Secondly, Deathstroke is one of those former-villain anti-hero characters. Meaning that he’s not the kind of character with the moral authority to shake his head in disapproval of America’s gun laws, or just about anyone else. At least when I was reading, his day job was being an assassin. The standard gun control message is even less persuasive within the fictional world depicted in superhero comics books. With dangerous killers like Deathstroke and every other super-villain threat running around, any civilian in the D.C. comics universe would be foolish to not own every possible gun he can.
But at least Priest – interestingly, a Baptist minister – recognizes his character cannot be a plausible messenger for the message he wants to send:
Priest uses a reporter to investigate rumors that the families of shooting victims have hired Deathstroke to take out the armed killers of their children. Deathstroke is mostly silent through the issue, while Chicago citizens debate whether an eye for an eye can ever be the right way to answer back to violence.
The silence from the assassin was intentional, according to Priest. “I wanted Deathstroke to be a force of nature more,” Priest said. “I wanted to have as objective an analysis of the crisis as I’d be able to do. So I used a reporter’s voice.”
Still, even the modified effort within the story runs into some serious cognitive dissonance with the comic’s established narrative and rules. The preview of the comic at the link features an “armed citizen” story going horribly wrong – a case of mistaken identity causes a fatal shooting of a child on a bicycle. Surely, we are to conclude from this sequence of events that private citizens carrying guns is just a formula for tragic, unnecessary bloodshed.
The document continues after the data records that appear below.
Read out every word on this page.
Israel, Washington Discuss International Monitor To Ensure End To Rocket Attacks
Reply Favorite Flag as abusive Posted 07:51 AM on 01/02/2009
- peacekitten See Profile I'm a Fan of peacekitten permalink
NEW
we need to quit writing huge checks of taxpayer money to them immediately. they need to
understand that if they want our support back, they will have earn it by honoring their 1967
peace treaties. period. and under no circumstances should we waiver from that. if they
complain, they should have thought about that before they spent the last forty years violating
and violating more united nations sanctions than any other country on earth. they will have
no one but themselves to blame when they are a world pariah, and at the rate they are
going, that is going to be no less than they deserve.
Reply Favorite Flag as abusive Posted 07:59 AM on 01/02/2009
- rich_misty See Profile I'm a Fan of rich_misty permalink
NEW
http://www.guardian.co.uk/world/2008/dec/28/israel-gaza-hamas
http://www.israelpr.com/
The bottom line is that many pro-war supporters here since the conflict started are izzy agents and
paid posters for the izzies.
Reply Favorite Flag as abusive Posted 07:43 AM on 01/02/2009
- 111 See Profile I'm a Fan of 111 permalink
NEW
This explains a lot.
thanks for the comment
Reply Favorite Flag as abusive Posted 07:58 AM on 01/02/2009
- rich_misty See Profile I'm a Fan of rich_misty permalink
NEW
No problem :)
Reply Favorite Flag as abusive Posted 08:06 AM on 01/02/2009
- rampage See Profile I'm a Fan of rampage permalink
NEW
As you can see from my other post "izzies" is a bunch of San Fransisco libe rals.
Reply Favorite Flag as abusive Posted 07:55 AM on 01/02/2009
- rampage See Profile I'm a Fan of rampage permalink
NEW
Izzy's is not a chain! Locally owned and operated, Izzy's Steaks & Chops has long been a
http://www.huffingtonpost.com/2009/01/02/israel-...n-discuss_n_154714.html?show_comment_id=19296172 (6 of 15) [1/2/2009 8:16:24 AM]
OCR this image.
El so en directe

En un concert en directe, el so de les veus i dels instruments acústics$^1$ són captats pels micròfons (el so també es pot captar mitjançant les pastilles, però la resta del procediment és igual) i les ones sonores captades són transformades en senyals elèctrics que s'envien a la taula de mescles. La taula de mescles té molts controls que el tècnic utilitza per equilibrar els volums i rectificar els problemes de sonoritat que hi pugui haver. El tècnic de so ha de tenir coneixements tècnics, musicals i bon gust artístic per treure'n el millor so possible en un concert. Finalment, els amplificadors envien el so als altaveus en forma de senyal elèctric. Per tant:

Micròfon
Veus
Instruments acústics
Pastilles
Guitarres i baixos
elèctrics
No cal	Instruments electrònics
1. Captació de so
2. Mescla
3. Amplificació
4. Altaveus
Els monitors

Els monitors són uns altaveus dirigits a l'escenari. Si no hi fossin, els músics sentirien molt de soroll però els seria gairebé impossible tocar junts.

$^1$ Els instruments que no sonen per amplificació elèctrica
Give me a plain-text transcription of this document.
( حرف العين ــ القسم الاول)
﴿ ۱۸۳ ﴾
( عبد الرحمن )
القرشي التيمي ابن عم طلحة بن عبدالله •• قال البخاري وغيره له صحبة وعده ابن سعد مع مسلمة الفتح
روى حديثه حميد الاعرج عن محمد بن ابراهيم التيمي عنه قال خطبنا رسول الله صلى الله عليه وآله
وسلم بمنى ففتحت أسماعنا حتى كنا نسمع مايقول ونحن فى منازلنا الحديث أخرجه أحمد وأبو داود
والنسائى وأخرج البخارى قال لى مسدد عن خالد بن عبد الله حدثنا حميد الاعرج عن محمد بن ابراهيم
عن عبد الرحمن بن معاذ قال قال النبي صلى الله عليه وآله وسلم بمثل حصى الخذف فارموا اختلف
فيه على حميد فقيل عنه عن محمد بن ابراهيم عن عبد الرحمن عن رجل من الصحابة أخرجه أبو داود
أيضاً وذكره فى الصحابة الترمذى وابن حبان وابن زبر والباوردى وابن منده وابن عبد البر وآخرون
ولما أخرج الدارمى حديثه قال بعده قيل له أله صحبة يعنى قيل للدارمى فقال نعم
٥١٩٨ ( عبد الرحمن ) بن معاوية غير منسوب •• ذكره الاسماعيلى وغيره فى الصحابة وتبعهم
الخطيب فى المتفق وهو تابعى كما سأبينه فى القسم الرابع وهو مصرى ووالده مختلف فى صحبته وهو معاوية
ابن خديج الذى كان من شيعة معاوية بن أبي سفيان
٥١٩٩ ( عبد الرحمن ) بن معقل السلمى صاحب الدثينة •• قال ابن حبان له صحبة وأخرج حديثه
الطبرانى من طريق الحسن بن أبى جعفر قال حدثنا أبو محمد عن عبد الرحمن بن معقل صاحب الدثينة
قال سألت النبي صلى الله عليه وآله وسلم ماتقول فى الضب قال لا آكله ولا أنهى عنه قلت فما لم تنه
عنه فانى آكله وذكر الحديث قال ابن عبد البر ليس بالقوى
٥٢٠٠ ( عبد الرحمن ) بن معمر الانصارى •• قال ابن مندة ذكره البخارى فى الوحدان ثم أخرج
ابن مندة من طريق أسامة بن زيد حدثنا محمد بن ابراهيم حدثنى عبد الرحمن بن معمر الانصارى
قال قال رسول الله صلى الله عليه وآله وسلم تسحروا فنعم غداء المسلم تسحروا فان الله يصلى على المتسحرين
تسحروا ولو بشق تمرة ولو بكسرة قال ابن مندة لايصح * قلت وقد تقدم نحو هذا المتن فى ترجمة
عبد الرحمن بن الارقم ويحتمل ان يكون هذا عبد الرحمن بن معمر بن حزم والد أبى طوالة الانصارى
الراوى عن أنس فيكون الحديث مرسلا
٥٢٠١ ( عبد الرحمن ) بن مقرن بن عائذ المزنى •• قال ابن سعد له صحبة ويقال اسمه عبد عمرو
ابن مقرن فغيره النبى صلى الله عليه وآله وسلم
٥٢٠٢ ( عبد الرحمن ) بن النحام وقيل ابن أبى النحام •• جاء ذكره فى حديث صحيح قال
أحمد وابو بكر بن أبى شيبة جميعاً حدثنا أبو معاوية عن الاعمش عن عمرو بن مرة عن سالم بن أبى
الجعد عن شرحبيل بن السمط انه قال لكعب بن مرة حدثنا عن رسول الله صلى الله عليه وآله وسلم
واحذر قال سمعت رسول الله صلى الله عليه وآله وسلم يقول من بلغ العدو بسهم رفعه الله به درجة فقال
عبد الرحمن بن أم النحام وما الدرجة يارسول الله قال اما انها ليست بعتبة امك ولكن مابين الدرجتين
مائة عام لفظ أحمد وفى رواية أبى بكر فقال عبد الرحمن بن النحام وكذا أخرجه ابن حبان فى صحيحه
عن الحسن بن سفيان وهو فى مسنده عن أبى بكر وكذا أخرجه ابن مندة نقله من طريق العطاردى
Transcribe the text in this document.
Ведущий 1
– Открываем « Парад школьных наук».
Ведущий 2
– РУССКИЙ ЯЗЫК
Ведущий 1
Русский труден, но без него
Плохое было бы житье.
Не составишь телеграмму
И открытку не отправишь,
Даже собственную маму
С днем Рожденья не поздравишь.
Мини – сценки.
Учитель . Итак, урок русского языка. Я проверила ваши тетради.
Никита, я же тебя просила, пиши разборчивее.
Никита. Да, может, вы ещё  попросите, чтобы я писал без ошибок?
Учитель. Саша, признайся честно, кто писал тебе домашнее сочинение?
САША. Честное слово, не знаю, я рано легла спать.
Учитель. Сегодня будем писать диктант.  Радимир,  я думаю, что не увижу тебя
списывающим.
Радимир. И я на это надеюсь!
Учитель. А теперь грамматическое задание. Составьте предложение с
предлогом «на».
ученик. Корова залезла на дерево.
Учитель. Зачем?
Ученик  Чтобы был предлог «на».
Except… Deathstroke has been around in the comics since 1980, and in every time he’s been on the heroic side of the line, he’s been a private citizen carrying a gun – sometimes really huge ones – and blowing the smithereens out of villains and looking awesome while doing it. Having access to cool guns and good aim has been a big part of what made Slade Wilson a heroic character. DC Comics has glamorized being a good shot with a gun for decades now – ask Deadshot, Nemesis, Vigilante, Jonah Hex, etcetera – and now this fictional sequence is supposed to make the audience believe that gun ownership is recklessly dangerous and morally abhorrent? Come on. You cannot have your cake and eat it on a scale like this, comic book creators.
Coming next week: the Deathstroke creative team teaches us all that torture and threats are not effective interrogation tools!
ADDENDA: This morning, as you read this, I am off to the Koch Network’s winter meeting. Pardon me, as the Democrats and their aligned media prefer to call it, “the shadowy Koch brothers far-reaching network” gathering; I imagine the whole thing is going to look something like the secret Stonecutters meeting from The Simpsons, lots of masked individuals in robes singing about their far-reaching power:
Who controls the British crown? Who keeps the metric system down? We do, we do!
Who keeps Atlantis off the maps? Who keeps the Martians under wraps? We do, we do!
Who holds back the electric car? Who makes Steve Guttenberg a star? We do, we do!
Who robs cavefish of their sight? Who rigs every Oscar night? We do, we do!